Bayrischzell – Ein Faltblatt schürt Ängste: Bauern warnen darin vor drastischen Folgen einer Ansiedelung von Wölfen, Naturschützer halten das für eine falsche Darstellung. Die Fronten sind verhärtet.

Der Wolf, der 2010 bei Bayrischzell (Kreis Miesbach) Schafe gerissen hat, ist spurlos verschwunden. Vermutlich lebt kein einziger Wolf in Oberbayern – trotzdem tobt um das Tier ein heftiger Streit. Ein Faltblatt, das Bauern entworfen haben, scheint zum Politikum geworden zu sein. Darin heißt es, der Wolf bedrohe nicht nur die Weidewirtschaft, sondern stelle auch eine direkte Gefahr für den Menschen dar. „Die Menschen vor Ort können sich nicht mehr frei bewegen und müssen Vorsichtsmaßnahmen ergreifen“, so das Szenario in der Veröffentlichung. Almwirtschaft mit Weidehaltung müsse aufgegeben werden.
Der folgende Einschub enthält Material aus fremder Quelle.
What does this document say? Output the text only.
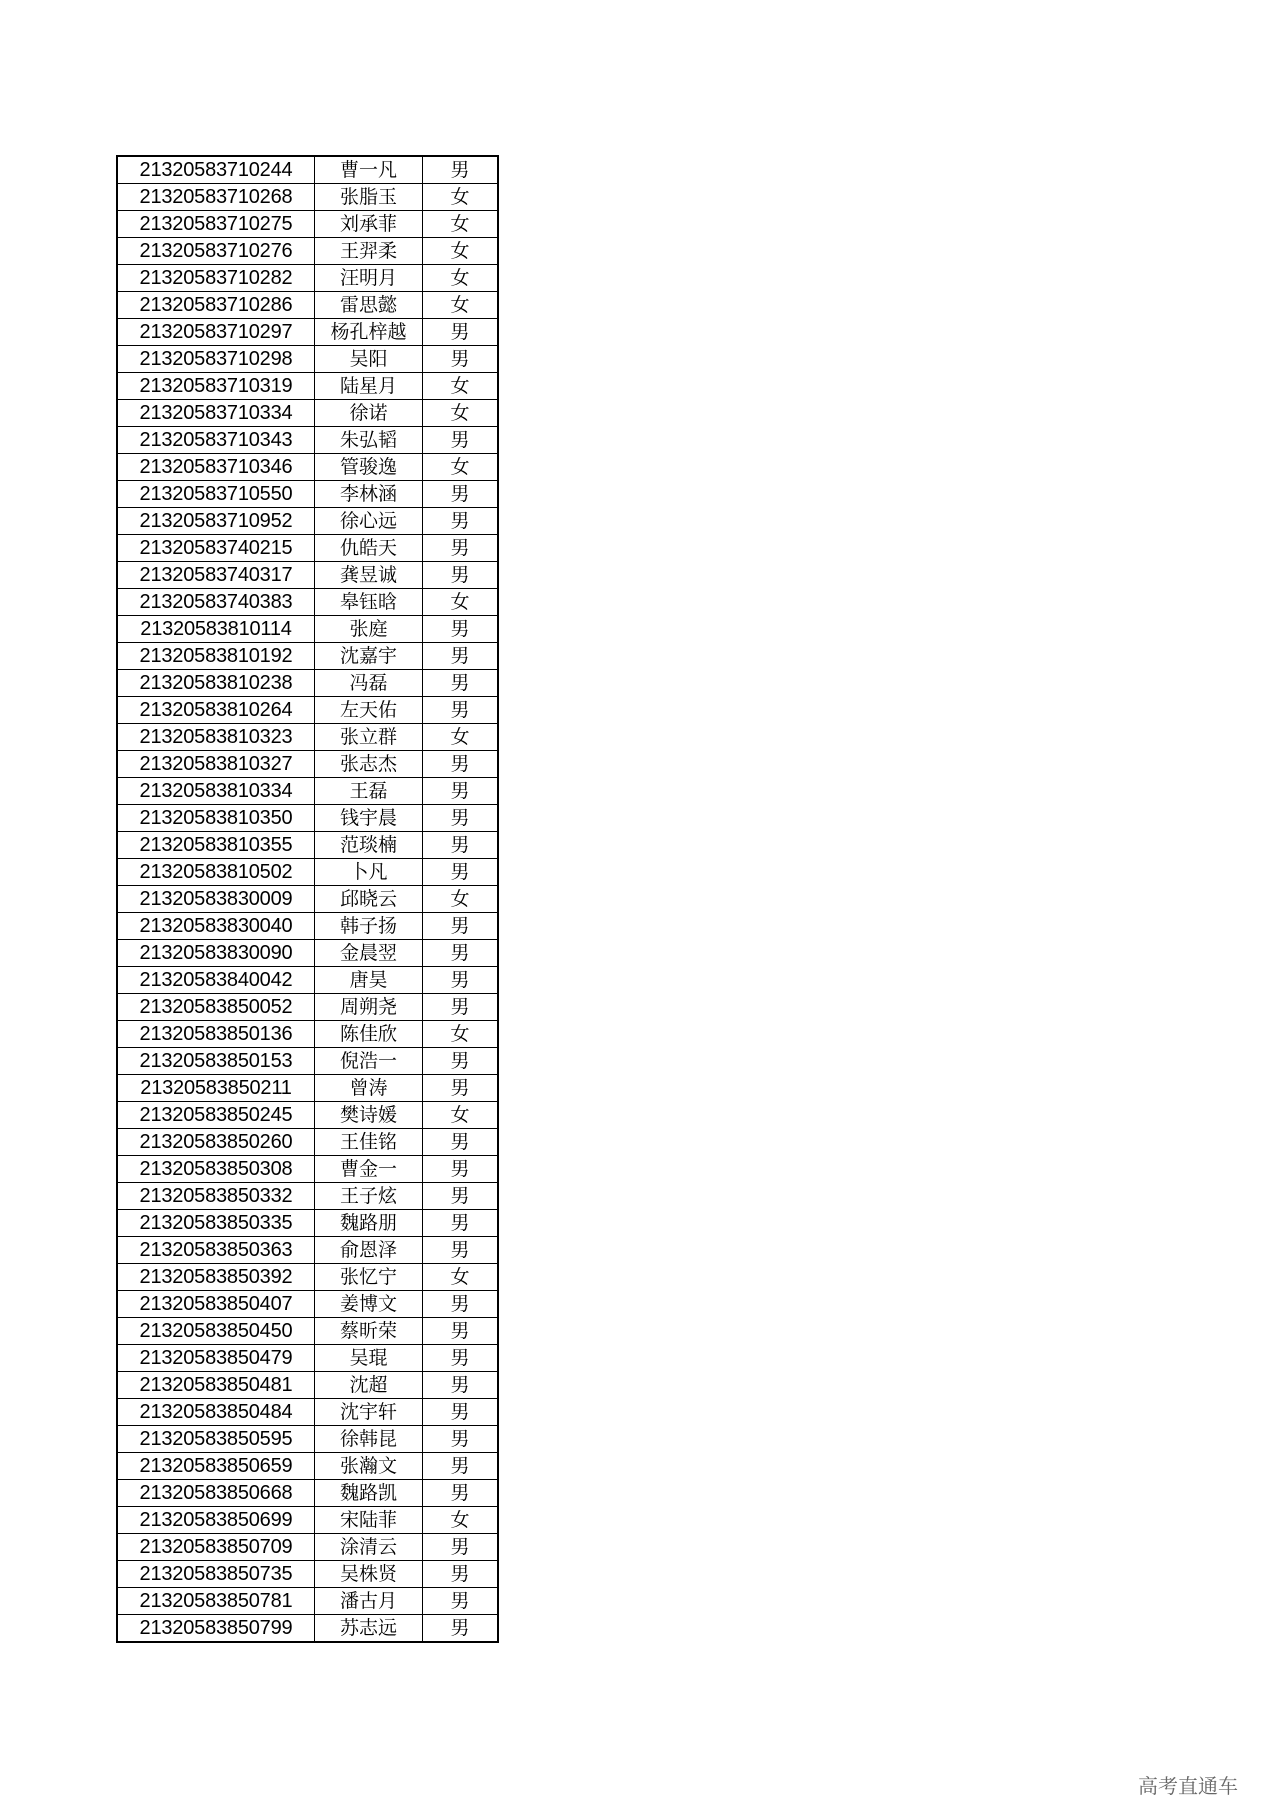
21320583710244	曹一凡	男
21320583710268	张脂玉	女
21320583710275	刘承菲	女
21320583710276	王羿柔	女
21320583710282	汪明月	女
21320583710286	雷思懿	女
21320583710297	杨孔梓越	男
21320583710298	吴阳	男
21320583710319	陆星月	女
21320583710334	徐诺	女
21320583710343	朱弘韬	男
21320583710346	管骏逸	女
21320583710550	李林涵	男
21320583710952	徐心远	男
21320583740215	仇皓天	男
21320583740317	龚昱诚	男
21320583740383	皋钰晗	女
21320583810114	张庭	男
21320583810192	沈嘉宇	男
21320583810238	冯磊	男
21320583810264	左天佑	男
21320583810323	张立群	女
21320583810327	张志杰	男
21320583810334	王磊	男
21320583810350	钱宇晨	男
21320583810355	范琰楠	男
21320583810502	卜凡	男
21320583830009	邱晓云	女
21320583830040	韩子扬	男
21320583830090	金晨翌	男
21320583840042	唐昊	男
21320583850052	周朔尧	男
21320583850136	陈佳欣	女
21320583850153	倪浩一	男
21320583850211	曾涛	男
21320583850245	樊诗媛	女
21320583850260	王佳铭	男
21320583850308	曹金一	男
21320583850332	王子炫	男
21320583850335	魏路朋	男
21320583850363	俞恩泽	男
21320583850392	张忆宁	女
21320583850407	姜博文	男
21320583850450	蔡昕荣	男
21320583850479	吴琨	男
21320583850481	沈超	男
21320583850484	沈宇轩	男
21320583850595	徐韩昆	男
21320583850659	张瀚文	男
21320583850668	魏路凯	男
21320583850699	宋陆菲	女
21320583850709	涂清云	男
21320583850735	吴株贤	男
21320583850781	潘古月	男
21320583850799	苏志远	男
高考直通车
Die Folgen seien weitreichend: Almweiden verbuschten, Menschen verlören ihre Lebensgrundlage, althergebrachtes Wissen und Bräuche wie der Almabtrieb gingen verloren. Das Faltblatt zeigt einen Wolf mit aufgerissenem Maul und gefletschten Zähnen neben einem weißen Lämmchen.

Umweltschützer protestieren. „Die Aussagen und Schlussfolgerungen in dem Faltblatt sind sachlich nachweislich falsch beziehungsweise grob verzerrend dargestellt“, schrieb Christine Miller, Leiterin des WWF-Projektbüros Große Beutegreifer in Bayern, an Miesbachs Landrat Jakob Kreidl. „Der Landkreis übt damit eine gezielte Falsch-Information seiner Bürger aus.“ Der Landkreis ist in der Veröffentlichung mit sechs anderen Kommunen und 15 Verbänden aufgeführt – unter der Rubrik „Organisationen für eine intakte Kulturlandschaft“. Zum Inhalt des Faltblatts will das Amt nicht Stellung nehmen. Dem Landkreis sei es nur um die Aussage zum Schutz der Kulturlandschaft gegangen, sagt ein Sprecher.

Das Papier unter dem Titel „Ansiedelung von Wölfen: Haben Schafe, Ziegen und Rinder in den Alpen noch eine Zukunft?“ steht im Widerspruch zu Aussagen von Umweltbehörden. „Wölfe sind eine Bereicherung der heimischen Fauna und sollten in Deutschland wieder ihren Platz finden“, heißt es in einem Dokument des Bundesumweltministeriums. Laut Faltblatt-Herausgeber Martin Erhardsberger vom Bayerischen Bauernverband habe man ein Gegengewicht zu Naturschützer-Aussagen setzen wollen.